少し前になりますが、「食べた後、すぐに歯を磨いてはいけない」という内容のものが話題になりました。私自身もあの時期はよく患者様に聞かれました。よくよく調べてみますと、ある炭酸飲料水に抜去した歯を浸けてしばらく置き、その後取り出して計測したら歯の表面が脆くなっていたという論文から派生したようでした。どうやら、この論文から「食事の直後は歯が脆くなっているから、30分くらいは歯を磨くと傷つけてしまう」という話になり、様々なメディアで報じられて話題となったようです。このことで色々な方面から「問題ない」「関係あるかも」と意見が出回り、私たち歯科業界の者たちも混乱していたようでした。

酸蝕歯

酸蝕歯の話

結論から先に言ってしまえば、大本になった論文は酸蝕歯の実験だったようです。酸蝕歯については近年、ようやく日本でも少しは耳にするようになりましたが、依然として虫歯や歯周病の有病率がまだまだ高いのでそこまで注目されていません。以前は特殊な職業の方やお酢を飲む習慣のある方などに限られていた話だったのですが、最近ではその範囲は広がっているようです。ちなみに、虫歯は低分子量糖の分解による酸性細菌生成物によって引き起こされる歯の硬組織の化学的溶解と定義づけられているのに対し、酸蝕は維持目的のエナメル質や象牙質のコンディショニングに使用される酸を除く、別起源の酸によって引き起こされるアパタイトミネラルの溶解と定義づけられています。今回問題の発端となった実験は酸蝕の研究としての方のニュアンスが強く、確かに歯質は脆くなったとされています。
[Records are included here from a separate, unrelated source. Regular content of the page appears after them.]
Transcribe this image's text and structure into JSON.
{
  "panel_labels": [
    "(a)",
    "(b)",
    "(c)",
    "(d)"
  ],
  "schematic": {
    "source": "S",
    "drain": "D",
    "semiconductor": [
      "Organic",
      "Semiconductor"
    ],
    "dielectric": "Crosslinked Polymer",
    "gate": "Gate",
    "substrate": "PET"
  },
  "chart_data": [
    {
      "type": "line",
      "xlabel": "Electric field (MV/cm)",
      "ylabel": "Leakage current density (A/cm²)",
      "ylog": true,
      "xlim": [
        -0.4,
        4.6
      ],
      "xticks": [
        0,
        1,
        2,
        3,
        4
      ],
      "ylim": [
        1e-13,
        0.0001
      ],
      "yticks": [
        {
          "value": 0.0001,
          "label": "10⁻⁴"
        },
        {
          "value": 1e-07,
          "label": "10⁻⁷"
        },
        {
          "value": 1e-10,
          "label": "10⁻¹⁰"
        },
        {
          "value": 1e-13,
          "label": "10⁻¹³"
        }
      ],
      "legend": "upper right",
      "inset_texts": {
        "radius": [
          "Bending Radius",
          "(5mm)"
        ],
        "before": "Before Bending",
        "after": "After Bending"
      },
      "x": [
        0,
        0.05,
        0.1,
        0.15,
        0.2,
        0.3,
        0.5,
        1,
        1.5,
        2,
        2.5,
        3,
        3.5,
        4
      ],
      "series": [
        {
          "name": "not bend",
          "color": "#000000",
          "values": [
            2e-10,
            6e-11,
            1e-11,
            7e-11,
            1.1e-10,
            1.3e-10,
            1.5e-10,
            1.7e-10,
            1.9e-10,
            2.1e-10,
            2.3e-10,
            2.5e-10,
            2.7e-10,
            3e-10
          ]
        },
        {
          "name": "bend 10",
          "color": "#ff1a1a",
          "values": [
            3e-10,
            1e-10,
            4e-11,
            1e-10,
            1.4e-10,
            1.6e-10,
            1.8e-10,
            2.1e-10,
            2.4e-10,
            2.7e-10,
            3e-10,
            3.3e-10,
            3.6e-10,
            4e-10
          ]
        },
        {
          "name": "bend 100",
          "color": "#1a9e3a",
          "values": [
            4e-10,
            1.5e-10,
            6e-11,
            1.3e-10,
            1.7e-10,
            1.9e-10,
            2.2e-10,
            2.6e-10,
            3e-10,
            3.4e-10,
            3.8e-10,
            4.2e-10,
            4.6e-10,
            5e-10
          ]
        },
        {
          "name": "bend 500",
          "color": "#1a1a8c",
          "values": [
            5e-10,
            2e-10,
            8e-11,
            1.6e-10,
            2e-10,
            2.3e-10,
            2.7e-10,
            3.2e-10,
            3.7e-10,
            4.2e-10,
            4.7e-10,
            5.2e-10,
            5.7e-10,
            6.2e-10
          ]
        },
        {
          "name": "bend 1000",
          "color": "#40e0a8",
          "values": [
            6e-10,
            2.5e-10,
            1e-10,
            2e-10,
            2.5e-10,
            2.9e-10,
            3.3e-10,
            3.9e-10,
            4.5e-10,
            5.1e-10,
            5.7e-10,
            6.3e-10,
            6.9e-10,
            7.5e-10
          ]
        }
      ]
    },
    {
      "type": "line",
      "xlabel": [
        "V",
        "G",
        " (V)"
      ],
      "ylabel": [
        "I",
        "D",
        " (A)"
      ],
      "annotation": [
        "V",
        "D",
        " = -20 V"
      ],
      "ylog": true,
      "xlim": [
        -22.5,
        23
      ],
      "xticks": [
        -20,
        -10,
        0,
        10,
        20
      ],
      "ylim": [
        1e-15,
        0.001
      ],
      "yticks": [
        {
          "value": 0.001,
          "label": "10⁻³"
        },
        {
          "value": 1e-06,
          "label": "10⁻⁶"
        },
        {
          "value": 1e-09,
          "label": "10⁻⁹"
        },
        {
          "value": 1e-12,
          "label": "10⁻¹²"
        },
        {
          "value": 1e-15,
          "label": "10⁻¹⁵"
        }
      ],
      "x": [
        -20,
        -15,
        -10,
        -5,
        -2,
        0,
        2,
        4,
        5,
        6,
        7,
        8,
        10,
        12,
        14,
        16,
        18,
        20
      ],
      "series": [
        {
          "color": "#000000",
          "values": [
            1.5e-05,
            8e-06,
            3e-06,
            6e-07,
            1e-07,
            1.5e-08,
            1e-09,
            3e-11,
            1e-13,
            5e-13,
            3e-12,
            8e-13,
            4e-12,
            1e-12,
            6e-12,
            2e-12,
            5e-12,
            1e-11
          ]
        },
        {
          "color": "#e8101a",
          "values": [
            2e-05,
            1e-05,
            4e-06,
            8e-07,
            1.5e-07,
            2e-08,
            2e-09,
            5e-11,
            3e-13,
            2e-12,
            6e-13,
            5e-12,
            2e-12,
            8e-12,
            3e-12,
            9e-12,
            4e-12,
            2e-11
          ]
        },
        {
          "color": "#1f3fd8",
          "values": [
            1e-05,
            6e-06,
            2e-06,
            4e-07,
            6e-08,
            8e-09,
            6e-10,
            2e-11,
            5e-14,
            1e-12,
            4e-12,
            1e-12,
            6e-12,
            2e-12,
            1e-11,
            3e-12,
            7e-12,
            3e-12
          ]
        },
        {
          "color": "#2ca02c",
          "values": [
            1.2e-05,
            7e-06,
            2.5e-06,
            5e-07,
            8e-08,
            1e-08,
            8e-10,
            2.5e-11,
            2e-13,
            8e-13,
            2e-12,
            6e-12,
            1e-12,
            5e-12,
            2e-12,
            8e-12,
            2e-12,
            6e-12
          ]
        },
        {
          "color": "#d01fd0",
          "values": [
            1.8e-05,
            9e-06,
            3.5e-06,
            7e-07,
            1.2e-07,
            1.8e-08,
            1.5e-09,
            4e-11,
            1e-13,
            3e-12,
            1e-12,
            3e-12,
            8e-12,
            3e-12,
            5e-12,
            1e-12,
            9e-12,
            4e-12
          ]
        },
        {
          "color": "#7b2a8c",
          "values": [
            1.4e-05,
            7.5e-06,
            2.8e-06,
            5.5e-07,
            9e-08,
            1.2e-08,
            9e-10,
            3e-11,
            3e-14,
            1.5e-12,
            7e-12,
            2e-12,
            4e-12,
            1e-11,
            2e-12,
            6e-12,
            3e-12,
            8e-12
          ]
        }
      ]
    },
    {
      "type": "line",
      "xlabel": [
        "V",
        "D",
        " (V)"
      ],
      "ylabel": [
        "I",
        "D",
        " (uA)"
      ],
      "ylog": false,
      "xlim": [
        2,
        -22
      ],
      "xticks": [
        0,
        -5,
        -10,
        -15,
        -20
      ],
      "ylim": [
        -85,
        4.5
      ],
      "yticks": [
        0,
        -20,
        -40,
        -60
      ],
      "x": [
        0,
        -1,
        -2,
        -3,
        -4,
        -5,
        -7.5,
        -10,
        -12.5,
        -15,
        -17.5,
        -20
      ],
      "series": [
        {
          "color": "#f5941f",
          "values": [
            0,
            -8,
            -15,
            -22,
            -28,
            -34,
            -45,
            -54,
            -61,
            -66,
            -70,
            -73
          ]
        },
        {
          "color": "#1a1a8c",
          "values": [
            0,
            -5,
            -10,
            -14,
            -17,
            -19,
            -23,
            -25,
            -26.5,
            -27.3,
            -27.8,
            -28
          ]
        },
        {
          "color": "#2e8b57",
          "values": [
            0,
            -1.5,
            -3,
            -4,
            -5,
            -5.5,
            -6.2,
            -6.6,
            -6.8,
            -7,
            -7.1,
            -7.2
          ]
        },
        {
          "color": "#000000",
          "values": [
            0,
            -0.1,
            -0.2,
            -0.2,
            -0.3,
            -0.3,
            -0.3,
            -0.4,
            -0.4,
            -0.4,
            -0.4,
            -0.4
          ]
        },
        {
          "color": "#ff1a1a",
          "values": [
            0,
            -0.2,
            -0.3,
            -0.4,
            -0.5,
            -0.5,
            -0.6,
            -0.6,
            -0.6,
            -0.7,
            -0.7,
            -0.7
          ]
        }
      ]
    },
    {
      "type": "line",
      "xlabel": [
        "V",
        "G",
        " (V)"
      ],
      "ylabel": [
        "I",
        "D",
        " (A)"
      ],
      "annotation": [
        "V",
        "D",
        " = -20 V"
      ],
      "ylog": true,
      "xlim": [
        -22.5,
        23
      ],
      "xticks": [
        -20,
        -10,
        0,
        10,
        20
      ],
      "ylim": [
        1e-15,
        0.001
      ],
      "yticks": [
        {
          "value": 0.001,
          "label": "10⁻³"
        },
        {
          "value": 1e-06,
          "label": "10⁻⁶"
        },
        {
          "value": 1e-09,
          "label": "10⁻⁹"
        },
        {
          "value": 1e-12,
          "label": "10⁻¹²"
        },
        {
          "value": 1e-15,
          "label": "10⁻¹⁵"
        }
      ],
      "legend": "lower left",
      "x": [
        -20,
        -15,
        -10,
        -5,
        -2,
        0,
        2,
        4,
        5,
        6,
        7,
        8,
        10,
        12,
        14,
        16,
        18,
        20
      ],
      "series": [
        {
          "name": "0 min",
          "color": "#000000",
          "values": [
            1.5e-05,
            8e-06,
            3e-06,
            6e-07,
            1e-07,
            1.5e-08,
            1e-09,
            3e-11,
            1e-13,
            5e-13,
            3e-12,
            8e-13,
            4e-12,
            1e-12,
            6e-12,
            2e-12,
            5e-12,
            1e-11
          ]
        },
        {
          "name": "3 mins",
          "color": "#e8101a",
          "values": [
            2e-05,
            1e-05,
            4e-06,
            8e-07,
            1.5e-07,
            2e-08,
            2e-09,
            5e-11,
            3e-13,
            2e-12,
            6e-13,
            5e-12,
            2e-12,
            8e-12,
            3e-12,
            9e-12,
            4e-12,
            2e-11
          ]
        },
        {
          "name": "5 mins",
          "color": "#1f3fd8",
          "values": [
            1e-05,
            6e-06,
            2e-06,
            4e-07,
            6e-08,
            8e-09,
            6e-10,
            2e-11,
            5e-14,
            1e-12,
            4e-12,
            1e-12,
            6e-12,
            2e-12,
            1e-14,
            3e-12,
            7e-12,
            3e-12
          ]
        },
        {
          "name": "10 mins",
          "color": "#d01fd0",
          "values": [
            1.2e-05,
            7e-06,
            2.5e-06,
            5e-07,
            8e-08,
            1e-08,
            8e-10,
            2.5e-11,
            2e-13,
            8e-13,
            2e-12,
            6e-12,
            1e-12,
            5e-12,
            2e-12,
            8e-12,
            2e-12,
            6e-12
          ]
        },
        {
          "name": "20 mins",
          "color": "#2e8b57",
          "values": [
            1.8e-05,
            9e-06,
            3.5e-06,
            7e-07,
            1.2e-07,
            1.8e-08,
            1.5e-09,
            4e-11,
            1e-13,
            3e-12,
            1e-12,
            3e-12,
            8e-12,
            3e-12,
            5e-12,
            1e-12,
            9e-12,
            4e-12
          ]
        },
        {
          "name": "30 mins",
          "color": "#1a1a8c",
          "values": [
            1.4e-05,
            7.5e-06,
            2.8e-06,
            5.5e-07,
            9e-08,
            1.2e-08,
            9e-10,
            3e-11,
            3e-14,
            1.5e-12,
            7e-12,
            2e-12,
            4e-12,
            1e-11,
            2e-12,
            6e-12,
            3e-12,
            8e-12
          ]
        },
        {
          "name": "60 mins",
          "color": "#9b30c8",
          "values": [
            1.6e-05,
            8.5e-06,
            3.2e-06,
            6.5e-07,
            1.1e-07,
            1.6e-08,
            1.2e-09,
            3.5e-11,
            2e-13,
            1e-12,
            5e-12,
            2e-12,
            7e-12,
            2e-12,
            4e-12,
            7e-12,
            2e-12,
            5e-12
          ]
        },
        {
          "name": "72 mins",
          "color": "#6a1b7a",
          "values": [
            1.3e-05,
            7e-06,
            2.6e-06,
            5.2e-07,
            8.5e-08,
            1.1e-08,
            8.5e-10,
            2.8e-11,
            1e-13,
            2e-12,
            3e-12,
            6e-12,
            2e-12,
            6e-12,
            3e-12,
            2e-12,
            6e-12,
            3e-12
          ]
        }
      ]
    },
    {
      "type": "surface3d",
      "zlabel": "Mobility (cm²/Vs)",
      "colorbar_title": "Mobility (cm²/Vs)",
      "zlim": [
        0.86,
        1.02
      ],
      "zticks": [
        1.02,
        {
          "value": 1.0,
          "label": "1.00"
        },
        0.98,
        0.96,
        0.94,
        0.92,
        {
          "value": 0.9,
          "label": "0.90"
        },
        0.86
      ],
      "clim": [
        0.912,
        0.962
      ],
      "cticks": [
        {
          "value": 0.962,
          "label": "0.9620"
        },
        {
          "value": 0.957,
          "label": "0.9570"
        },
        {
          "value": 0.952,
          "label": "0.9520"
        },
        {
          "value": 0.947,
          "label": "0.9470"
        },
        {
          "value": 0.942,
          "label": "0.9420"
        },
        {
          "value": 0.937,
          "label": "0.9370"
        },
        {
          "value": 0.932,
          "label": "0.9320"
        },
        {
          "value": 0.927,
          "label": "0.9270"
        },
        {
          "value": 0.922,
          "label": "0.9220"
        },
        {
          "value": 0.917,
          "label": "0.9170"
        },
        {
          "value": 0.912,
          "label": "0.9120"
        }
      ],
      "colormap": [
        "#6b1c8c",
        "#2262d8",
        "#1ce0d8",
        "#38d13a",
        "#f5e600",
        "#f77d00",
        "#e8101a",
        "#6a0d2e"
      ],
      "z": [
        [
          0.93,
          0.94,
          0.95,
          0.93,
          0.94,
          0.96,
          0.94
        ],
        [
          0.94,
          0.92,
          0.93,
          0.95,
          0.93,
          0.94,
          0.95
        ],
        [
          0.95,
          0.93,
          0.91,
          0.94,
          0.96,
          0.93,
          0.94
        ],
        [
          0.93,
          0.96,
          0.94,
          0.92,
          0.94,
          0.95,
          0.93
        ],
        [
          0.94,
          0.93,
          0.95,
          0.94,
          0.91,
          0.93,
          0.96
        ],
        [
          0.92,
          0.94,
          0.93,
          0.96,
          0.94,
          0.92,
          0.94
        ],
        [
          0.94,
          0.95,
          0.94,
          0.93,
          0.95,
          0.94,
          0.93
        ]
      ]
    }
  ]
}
ちなみに、この背景には米国において他国よりも酸蝕歯の有病率が増えているということがあるようです。そして、これには清涼飲料水との関係が大きいようです。そのため、食後の歯磨きについては酸食症の方やそのリスクの高い方は配慮が必要なようです。これらの方の場合、酸性度の高い清涼飲料水摂取後にはある程度の時間をおいてから歯磨きをした方がよいと考えられています。そのほかの殆どの方は特に問題ないとされています。

そもそも、食後は口腔内は酸性に傾くので歯の硬組織は溶解する傾向にあります。そして、また酸性度は低下して歯の硬組織の表面では再石灰化を起こります。このように、食物の性質のみではなく唾液の正常や時間など様々な要素が絡んできます。厳密にいうと、同じ状態で存在することはなく、絶えずダイナミックに変動しながら平衡を保っているわけです。

これらの事例のように、酸蝕歯に関する研究を”食後”と解釈してしまったことによって大きな問題となりました。それから、「食後すぐに歯磨きしてはダメ」という意見が出てきたら「問題ない」という人が出てきたり、「関係はあるはずだ」という人が出てきたりもしました。しかし、現在のところ結果としては酸蝕に対してハイリスクの方のみに配慮が必要ということです。論文自体に問題はありませんでしたけれども、解釈する側の問題でこのようなことが起こってしまうということは、最近出回る医療についての色々なお話しも慎重に選びとらなくてはいけないということを私たちに教えてくれています。これらのことについては日本小児歯科学会にて声明を出しています。